What is Natural Language Generation?
Natural Language Generation enables computers to communicate findings or decisions in fluent, human-readable language. While Natural Language Processing (NLP) interprets text, NLG creates it - bridging the gap between machine data and human communication.
Modern NLG relies on machine learning and Large Language Models (LLMs) to generate text dynamically. Early rule-based NLG systems used templates (“If revenue > budget, say ‘profit increased’ ”); today’s transformer-based models can compose nuanced summaries, reports, or creative writing without explicit templates. NLG is central to Generative AI, enabling tools that can write, explain, or personalize at scale.
It’s the “output” side of language technology - the process that turns numbers, facts, or insights into readable sentences, summaries, or narratives.

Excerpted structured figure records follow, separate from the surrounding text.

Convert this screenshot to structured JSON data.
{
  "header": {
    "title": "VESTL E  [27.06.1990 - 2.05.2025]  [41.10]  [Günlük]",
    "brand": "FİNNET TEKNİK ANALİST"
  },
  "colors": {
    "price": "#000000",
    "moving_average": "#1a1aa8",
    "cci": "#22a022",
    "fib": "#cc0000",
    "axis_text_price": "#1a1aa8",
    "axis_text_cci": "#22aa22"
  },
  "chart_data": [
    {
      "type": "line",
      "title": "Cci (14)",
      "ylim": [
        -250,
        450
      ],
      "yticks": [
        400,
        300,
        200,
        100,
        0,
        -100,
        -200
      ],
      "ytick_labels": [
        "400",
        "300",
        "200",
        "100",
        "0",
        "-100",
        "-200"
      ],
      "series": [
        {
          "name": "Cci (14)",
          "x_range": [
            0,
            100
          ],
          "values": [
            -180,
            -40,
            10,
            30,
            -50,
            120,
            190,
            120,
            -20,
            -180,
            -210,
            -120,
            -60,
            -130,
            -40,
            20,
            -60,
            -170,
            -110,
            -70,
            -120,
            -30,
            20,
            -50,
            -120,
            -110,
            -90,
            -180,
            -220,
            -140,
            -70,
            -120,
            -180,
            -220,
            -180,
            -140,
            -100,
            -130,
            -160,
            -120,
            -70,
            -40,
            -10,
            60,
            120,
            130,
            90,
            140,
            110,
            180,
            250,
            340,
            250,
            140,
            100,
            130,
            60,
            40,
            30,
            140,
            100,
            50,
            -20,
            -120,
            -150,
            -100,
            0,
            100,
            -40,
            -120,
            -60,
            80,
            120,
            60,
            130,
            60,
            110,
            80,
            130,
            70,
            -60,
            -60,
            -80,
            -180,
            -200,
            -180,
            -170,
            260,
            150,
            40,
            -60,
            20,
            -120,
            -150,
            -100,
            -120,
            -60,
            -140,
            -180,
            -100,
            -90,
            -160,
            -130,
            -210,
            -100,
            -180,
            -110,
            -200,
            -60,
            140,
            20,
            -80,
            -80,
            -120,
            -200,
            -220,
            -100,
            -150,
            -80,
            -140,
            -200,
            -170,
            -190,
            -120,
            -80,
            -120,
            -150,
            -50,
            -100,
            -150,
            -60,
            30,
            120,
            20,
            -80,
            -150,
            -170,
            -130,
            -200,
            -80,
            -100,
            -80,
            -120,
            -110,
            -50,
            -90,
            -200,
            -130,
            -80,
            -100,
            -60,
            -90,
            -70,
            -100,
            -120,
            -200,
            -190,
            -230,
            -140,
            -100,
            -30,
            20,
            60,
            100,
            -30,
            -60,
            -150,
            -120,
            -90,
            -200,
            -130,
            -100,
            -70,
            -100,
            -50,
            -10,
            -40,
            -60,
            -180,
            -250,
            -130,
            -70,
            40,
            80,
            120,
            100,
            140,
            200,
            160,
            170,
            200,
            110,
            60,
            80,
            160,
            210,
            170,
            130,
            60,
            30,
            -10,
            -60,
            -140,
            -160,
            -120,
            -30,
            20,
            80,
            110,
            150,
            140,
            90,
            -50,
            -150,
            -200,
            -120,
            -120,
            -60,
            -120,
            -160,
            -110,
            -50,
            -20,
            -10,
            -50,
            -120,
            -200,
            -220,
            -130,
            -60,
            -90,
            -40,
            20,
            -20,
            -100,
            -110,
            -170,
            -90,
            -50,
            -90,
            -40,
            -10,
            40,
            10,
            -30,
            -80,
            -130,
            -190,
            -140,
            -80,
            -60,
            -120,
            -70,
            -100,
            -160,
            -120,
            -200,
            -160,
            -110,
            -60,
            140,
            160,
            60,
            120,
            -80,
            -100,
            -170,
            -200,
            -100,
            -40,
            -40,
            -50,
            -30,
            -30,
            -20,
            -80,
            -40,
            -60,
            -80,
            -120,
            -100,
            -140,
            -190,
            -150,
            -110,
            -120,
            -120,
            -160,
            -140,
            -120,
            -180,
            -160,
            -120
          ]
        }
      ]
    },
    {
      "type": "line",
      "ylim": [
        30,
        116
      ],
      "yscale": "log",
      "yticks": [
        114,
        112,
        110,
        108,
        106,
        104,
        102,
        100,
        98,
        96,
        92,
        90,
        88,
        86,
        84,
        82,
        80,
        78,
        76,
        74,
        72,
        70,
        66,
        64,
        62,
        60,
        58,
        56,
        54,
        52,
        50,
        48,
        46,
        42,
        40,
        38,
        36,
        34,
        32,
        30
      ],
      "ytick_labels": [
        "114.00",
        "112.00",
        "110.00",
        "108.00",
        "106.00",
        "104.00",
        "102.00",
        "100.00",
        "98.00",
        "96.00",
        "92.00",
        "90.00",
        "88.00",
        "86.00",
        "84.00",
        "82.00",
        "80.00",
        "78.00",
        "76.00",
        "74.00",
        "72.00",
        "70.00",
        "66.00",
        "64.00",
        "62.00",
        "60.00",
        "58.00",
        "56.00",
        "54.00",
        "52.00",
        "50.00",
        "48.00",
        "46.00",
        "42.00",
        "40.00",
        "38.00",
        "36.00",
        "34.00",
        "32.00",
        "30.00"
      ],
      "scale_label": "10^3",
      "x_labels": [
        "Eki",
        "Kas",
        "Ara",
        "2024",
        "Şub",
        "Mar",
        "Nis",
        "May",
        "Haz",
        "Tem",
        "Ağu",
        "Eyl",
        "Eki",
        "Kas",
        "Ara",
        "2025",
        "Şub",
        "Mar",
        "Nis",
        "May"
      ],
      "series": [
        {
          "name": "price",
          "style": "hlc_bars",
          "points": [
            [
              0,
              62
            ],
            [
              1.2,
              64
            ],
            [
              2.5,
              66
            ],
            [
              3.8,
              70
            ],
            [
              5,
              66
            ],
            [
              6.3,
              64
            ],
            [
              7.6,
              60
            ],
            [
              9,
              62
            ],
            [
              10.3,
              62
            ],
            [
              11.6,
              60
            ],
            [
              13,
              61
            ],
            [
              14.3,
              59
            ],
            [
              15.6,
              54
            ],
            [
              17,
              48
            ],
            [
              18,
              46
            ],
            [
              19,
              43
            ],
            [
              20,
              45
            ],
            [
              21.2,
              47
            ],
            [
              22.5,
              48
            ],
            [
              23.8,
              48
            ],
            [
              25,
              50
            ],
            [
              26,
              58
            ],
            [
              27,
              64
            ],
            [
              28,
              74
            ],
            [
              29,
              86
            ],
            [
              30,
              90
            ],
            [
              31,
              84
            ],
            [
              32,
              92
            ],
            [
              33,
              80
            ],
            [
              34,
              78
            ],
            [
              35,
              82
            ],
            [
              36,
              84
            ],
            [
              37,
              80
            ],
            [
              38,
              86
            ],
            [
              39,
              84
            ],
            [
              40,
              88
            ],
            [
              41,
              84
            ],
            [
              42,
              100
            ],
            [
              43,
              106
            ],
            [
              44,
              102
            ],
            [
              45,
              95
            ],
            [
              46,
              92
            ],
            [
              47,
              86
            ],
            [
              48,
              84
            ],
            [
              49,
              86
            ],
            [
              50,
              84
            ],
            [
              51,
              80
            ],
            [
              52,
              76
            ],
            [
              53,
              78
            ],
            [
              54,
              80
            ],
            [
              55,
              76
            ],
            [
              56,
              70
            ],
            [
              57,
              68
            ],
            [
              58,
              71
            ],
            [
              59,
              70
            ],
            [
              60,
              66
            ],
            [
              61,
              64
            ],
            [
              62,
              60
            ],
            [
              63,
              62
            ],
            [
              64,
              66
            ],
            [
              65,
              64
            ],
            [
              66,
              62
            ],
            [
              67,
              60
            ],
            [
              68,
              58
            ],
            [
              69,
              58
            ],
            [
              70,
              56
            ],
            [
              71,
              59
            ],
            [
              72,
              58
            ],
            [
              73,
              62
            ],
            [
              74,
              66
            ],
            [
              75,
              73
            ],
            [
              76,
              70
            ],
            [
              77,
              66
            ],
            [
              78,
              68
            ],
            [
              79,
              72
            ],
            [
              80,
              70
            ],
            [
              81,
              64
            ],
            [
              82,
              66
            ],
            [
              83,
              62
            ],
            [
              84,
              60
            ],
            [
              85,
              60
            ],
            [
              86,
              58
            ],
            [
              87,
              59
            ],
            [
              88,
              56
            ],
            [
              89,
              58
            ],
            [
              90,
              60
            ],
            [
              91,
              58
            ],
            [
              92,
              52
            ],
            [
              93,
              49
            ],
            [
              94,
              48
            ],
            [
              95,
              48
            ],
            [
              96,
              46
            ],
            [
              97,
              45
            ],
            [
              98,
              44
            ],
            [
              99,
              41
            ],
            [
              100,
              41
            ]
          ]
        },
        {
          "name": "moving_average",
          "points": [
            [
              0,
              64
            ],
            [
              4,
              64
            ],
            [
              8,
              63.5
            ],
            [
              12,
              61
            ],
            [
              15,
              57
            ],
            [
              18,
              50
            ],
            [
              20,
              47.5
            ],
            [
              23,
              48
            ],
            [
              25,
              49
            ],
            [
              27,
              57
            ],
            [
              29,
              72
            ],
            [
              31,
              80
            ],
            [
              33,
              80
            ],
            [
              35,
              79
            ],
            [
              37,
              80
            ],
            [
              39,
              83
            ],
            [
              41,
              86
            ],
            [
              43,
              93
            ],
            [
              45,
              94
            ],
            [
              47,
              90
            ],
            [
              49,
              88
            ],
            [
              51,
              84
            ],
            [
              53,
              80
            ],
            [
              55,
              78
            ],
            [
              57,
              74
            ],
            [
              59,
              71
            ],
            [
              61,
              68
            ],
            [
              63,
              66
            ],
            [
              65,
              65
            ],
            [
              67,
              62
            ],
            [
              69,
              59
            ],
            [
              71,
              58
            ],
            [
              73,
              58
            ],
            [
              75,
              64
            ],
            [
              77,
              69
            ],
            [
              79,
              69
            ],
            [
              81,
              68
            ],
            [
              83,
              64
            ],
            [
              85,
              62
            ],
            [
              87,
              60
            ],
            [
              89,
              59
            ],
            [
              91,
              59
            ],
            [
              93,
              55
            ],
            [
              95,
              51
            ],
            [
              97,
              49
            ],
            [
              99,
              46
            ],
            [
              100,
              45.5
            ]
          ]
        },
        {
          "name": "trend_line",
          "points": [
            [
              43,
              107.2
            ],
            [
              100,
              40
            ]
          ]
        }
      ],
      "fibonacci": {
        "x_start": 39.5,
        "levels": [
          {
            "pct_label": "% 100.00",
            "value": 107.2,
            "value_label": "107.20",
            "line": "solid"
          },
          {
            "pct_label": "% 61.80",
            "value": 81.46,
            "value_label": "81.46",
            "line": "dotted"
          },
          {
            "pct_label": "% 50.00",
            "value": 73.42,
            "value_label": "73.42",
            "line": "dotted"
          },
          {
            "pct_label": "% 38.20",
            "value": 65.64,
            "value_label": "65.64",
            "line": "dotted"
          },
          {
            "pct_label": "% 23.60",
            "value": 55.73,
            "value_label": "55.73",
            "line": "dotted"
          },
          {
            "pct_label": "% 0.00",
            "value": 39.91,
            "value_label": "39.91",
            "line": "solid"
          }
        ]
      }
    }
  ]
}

NLG powers automated report writing, conversational assistants, chatbots, and generative content systems.
How NLG Works
- Data Preparation – The system collects and structures input data (e.g., numbers, logs, transcripts).
- Content Determination – Chooses what information should appear in the output.
- Sentence Planning – Organizes content into logical order and determines phrasing.
- Surface Realization – Converts the plan into natural-sounding text.
- Post-Processing / Feedback Loop – Evaluates clarity, tone, and accuracy, often with human review.
In modern transformer models, these steps occur implicitly within neural layers trained to model both semantics and syntax.